Резня в Метапонте оказалась еще более кровавой, чем в Форуме Аннии. Поскольку галлы проникли в город по каналу, у жителей не оставалось никаких путей для бегства. В результате произошла жуткая бойня, а поскольку его соплеменник был жителями обезглавлен, Крикс приказал, чтобы всех мужчин, женщин и детей Метапонта подвергли той же участи. На следующий день я вместе со Спартаком, Акмоном, Нергалом и Буребистой въехал в город, когда ворота наконец полностью открыли. Улицы были завалены обезглавленными мертвыми телами. Кровь текла по главной улице, покрывала стены домов. Перемазанные кровью галлы сидели на тротуарах, прислонясь к стенам, вымотанные долгим днем убийств и грабежей. Повсюду валялись разбитые горшки, разорванная одежда и личные вещи, на балконах и карнизах висели трупы. Поскольку им тоже отрубили головы, тела оказалось невозможным подвесить за шею, так что веревки привязывали к щиколоткам или запястьям, чтобы потом их поднять и повесить. В результате получилась этакая выставка смерти, мертвой плоти, как в гигантской лавке мясника, только здесь напоказ были выставлены человеческие тела. Я ехал рядом со Спартаком, который сидел в седле с каменным лицом и не произносил ни слова, пока мы не добрались до форума. Ужасы, что мы видели на улицах, оказались ничтожными по сравнению с тем, что предстало перед нашими глазами, когда мы добрались до центральной площади города, где возвышалась огромная гора отрубленных голов. Их здесь, должно быть, были тысячи, чудовищная гора оскаленных лиц с вывалившимися языками и закрытыми глазами. Вонь уже стояла невыносимая, и Нергала вырвало и от этого вида, и от запаха.

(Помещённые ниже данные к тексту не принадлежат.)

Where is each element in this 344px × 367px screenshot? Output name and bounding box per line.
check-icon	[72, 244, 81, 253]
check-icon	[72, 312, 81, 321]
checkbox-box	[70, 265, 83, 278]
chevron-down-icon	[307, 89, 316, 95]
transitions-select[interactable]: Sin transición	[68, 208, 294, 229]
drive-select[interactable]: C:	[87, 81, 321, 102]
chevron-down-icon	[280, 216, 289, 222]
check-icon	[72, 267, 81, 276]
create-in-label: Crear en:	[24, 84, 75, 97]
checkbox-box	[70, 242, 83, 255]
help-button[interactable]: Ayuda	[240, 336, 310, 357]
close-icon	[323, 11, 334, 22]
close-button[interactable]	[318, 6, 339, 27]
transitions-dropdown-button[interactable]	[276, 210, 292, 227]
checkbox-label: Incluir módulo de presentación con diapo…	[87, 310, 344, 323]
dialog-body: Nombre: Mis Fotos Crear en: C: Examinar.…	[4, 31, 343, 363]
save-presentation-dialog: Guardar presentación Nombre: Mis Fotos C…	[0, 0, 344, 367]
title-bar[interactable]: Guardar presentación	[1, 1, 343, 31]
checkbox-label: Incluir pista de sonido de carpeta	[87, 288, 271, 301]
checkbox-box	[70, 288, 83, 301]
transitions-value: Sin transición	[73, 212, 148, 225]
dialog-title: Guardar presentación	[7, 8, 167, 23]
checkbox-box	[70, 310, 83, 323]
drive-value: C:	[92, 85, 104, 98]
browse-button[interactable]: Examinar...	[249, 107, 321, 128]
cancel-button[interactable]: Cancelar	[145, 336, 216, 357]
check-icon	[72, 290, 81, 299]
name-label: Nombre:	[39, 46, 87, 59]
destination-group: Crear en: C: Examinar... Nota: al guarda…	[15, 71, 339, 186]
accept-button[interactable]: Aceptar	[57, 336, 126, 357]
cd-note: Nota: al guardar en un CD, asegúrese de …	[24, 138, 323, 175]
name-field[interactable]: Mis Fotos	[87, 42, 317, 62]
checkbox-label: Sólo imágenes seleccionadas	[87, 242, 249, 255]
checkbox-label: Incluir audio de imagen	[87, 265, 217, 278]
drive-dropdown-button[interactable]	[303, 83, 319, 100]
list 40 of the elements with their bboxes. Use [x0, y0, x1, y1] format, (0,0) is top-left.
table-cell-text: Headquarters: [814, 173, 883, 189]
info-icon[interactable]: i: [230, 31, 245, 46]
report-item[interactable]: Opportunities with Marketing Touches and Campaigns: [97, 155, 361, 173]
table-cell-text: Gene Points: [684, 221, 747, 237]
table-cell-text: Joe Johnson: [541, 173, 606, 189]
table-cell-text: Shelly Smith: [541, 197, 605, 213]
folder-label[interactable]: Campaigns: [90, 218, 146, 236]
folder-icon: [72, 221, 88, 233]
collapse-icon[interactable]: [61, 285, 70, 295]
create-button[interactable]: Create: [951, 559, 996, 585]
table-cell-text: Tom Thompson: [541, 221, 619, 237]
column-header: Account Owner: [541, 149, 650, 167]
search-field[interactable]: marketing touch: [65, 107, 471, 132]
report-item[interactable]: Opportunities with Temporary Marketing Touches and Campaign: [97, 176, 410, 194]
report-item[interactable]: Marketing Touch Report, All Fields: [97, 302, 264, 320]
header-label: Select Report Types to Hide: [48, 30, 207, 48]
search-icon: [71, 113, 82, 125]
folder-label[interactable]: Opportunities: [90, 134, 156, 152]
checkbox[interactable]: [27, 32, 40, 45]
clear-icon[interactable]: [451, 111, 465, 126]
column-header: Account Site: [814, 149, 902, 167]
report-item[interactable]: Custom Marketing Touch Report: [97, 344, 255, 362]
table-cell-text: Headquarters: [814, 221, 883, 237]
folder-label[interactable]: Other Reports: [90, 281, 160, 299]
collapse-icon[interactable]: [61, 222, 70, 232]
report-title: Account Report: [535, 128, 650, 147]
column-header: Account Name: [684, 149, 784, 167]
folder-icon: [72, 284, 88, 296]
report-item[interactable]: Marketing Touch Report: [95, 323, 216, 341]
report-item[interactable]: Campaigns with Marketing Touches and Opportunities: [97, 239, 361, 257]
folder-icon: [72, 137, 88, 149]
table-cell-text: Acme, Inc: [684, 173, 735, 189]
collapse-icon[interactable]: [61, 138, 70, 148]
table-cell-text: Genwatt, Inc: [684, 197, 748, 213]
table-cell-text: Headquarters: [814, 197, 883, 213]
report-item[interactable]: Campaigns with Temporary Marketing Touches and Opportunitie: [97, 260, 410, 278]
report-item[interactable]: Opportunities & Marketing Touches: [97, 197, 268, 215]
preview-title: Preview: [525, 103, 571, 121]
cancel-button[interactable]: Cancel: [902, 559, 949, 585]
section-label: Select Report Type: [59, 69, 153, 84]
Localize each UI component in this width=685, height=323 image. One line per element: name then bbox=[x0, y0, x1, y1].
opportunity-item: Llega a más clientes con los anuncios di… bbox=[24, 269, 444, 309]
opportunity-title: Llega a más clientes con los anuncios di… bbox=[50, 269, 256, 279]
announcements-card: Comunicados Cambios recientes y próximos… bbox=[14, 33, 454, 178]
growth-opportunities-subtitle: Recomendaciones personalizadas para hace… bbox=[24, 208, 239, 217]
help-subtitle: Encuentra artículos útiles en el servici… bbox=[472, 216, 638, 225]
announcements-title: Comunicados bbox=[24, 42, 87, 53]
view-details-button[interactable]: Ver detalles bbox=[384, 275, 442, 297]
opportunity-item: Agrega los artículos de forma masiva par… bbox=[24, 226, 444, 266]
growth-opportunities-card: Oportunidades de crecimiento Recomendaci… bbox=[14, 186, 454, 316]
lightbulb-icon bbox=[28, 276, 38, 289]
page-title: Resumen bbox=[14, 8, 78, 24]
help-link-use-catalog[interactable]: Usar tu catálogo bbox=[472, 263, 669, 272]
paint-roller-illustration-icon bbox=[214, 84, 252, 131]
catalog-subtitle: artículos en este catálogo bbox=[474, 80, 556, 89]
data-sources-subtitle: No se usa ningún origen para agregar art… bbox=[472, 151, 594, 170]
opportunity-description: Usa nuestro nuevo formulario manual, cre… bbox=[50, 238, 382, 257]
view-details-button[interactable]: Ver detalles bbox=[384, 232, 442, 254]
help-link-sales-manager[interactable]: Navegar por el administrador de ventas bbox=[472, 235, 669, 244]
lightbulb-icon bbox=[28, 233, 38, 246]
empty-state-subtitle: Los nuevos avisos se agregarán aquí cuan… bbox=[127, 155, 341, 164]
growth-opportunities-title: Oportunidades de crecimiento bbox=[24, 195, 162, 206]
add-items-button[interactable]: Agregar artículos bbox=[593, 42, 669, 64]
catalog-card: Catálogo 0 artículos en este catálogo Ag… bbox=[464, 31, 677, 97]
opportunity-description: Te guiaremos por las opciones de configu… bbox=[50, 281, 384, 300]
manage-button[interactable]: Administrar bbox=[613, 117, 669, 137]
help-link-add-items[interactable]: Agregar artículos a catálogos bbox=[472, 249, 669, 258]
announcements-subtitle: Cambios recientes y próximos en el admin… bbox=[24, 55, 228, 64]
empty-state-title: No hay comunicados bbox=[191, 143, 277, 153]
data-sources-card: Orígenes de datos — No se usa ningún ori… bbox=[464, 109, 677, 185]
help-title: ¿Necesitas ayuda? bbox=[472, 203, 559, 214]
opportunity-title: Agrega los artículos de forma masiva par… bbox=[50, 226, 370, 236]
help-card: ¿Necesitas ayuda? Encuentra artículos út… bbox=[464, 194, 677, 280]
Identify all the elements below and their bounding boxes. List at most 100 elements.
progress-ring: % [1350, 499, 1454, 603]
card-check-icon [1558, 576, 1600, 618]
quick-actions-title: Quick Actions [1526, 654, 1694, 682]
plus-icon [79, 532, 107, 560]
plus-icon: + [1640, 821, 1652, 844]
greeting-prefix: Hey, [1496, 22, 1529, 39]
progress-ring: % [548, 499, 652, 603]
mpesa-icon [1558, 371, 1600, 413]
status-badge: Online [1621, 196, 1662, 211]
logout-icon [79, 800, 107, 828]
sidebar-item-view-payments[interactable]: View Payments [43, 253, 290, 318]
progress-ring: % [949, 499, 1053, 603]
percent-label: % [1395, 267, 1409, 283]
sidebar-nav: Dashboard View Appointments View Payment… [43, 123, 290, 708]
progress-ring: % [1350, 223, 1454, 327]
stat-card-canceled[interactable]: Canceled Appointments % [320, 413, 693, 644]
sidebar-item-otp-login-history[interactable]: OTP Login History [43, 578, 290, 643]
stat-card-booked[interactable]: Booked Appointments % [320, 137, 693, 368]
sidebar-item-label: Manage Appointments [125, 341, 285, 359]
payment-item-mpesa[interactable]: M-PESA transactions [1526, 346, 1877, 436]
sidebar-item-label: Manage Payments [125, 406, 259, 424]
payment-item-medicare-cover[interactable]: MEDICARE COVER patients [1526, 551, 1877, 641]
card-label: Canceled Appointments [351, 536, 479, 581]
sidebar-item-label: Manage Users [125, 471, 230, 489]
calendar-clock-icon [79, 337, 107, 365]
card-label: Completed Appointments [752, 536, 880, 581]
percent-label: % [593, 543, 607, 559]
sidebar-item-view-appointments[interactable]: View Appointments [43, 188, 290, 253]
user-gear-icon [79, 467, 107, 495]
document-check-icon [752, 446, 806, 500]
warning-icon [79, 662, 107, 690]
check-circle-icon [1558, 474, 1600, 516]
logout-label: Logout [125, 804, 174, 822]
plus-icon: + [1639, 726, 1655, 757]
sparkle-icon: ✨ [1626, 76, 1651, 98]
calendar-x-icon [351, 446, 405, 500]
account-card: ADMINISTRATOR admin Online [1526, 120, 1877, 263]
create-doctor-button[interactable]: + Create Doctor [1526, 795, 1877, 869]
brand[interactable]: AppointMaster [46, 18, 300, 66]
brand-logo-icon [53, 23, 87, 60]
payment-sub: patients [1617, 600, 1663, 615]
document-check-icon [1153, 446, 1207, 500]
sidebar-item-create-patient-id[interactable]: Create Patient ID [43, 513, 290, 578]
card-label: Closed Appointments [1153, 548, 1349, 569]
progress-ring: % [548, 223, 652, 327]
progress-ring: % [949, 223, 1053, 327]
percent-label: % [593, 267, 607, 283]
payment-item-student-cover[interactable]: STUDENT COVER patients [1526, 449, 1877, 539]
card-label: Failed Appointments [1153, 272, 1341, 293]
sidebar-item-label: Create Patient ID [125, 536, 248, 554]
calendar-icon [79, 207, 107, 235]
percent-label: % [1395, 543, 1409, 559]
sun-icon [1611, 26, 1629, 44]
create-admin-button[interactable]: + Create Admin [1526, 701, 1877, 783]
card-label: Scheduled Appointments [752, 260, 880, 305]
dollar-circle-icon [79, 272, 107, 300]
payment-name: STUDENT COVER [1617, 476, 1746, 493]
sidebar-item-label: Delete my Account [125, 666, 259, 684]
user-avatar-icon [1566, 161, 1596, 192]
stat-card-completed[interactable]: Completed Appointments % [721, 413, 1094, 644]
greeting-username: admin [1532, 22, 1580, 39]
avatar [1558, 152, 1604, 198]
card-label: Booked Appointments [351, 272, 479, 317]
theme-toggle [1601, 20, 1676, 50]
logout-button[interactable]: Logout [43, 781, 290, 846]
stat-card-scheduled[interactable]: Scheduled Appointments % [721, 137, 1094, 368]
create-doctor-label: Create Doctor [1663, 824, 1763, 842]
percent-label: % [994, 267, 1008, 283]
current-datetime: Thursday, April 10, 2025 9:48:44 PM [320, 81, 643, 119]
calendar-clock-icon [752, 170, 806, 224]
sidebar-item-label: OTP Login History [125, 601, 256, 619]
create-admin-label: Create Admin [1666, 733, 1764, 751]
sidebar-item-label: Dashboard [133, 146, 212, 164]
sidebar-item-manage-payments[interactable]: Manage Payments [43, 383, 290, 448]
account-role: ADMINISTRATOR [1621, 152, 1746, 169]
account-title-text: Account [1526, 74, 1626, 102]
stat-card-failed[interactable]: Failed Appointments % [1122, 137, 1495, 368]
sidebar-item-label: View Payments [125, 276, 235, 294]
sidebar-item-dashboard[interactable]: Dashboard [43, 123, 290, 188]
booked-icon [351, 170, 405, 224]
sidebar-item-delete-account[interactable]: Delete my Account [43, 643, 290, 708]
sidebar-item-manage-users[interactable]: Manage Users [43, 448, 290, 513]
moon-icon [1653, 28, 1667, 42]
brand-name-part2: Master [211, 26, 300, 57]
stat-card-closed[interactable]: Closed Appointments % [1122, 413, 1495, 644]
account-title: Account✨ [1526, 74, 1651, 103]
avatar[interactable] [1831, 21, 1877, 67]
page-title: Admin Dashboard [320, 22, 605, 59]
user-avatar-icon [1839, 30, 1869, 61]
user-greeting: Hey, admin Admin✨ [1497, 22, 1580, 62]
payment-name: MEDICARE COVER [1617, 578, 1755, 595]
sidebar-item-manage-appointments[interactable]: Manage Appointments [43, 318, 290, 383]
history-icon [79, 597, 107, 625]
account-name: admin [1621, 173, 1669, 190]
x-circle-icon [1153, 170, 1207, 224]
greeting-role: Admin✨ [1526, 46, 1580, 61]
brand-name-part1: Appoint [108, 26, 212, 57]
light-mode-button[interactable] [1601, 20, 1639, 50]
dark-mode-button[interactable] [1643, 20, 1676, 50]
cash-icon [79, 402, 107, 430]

На противоположной стороне площади в огромном кресле, водруженном на вершину каменной лестницы, ведущей к храму, сидел Крикс. Вокруг него толпились десятки его людей, по большей части лениво слонявшихся вокруг или тащивших из храма награбленное добро. Мы спешились и привязали коней к каменной колонне. Форум с трех сторон окружали крытые колоннады, на четвертой стороне стоял храм. Нергал и Буребиста остались с конями, а Спартак, Акмон и я направились к предводителю, «царю» галлов. Он, как обычно, пил вино и едва поздоровался с нами, когда мы подошли и остановились у подножья лестницы. Он выглядел пьяным и усталым, так же как и его люди. Эта оргия насилия, видимо, вымотала их.